Speech representations: Adventures in pre-training and fine-tuning transformers for speech technology tasks

Nik Vaessen

doi:10.54195/9789465151090

Speech representations: Adventures in pre-training and fine-tuning transformers for speech technology tasks

Authors

Nik Vaessen

DOI: https://doi.org/10.54195/9789465151090

Keywords:

speech representation learning, self-supervised learning, multi-task learning, speech recognition, speaker recognition, transfer learning

Synopsis

This thesis explores self-supervised speech representation learning, specifically focusing on the the wav2vec 2.0 framework.
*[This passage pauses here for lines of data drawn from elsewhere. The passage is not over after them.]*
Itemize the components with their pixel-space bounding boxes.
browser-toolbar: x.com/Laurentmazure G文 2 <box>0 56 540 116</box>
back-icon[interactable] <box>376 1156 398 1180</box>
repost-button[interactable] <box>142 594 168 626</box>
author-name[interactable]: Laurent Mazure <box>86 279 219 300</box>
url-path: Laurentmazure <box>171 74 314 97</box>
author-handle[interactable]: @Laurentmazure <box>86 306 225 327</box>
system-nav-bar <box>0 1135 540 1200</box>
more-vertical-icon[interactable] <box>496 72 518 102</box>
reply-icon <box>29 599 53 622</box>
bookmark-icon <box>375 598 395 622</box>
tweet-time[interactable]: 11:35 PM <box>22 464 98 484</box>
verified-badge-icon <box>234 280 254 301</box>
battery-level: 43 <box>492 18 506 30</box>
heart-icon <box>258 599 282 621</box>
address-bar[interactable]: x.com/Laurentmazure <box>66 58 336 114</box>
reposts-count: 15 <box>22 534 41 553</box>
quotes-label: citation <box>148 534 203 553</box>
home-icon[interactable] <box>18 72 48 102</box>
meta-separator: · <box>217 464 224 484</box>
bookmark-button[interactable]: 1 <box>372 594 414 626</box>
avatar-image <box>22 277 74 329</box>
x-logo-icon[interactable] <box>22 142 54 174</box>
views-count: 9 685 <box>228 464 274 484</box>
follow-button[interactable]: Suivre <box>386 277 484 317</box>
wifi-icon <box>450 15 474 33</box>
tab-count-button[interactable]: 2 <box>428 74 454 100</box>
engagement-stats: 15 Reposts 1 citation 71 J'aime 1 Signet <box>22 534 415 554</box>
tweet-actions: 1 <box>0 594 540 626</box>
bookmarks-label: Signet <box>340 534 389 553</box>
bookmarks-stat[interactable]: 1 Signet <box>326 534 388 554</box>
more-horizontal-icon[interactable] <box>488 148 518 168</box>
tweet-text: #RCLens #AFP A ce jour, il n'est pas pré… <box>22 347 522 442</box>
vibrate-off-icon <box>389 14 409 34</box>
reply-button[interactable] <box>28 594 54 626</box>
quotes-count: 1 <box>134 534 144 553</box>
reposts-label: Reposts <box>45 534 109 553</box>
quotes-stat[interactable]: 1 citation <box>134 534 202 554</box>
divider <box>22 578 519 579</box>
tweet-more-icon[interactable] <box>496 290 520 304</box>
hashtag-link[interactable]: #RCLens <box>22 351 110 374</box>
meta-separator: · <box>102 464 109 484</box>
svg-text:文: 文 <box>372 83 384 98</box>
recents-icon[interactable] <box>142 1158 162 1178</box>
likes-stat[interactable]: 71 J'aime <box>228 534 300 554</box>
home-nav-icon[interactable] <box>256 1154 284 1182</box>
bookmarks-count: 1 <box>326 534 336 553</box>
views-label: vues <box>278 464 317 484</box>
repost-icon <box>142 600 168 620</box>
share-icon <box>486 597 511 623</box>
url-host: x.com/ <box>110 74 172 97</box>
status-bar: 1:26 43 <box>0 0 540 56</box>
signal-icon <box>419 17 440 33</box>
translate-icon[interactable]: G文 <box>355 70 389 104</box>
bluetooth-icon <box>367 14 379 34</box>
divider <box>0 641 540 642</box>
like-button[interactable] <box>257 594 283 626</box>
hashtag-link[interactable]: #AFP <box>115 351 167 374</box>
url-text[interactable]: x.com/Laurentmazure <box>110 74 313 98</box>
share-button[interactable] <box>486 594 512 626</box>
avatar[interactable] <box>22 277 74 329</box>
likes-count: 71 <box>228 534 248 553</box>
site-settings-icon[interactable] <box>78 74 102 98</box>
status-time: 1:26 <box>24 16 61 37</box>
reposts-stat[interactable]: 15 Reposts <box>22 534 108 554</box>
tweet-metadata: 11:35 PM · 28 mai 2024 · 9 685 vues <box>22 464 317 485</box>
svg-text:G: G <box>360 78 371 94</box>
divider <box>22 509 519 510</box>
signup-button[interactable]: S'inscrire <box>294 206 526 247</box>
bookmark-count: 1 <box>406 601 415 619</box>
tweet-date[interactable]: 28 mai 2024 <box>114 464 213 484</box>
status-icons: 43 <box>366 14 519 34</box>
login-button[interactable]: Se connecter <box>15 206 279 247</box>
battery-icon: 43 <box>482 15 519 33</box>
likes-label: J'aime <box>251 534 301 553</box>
The research demonstrates that wav2vec 2.0, originally designed for automatic speech recognition, can be successfully fine-tuned for speaker recognition, even with limited labeled data. However, attempts to create a unified multi-task model for both speech and speaker recognition revealed performance trade-offs, as these tasks require orthogonal information processing.

A comprehensive analysis of pre-training batch sizes shows that downstream performance primarily depends on the total amount of data observed during self-supervision. The thesis also addresses data quality requirements for self-supervised learning, finding that clean, prepared speech is essential - particularly avoiding vocal music content which causes training divergence.

Finally, the research presents the creation of a 55,000-hour Dutch speech dataset from television broadcasts, demonstrating that mono-lingual pre-training can outperform multi-lingual pre-training for Dutch speech recognition.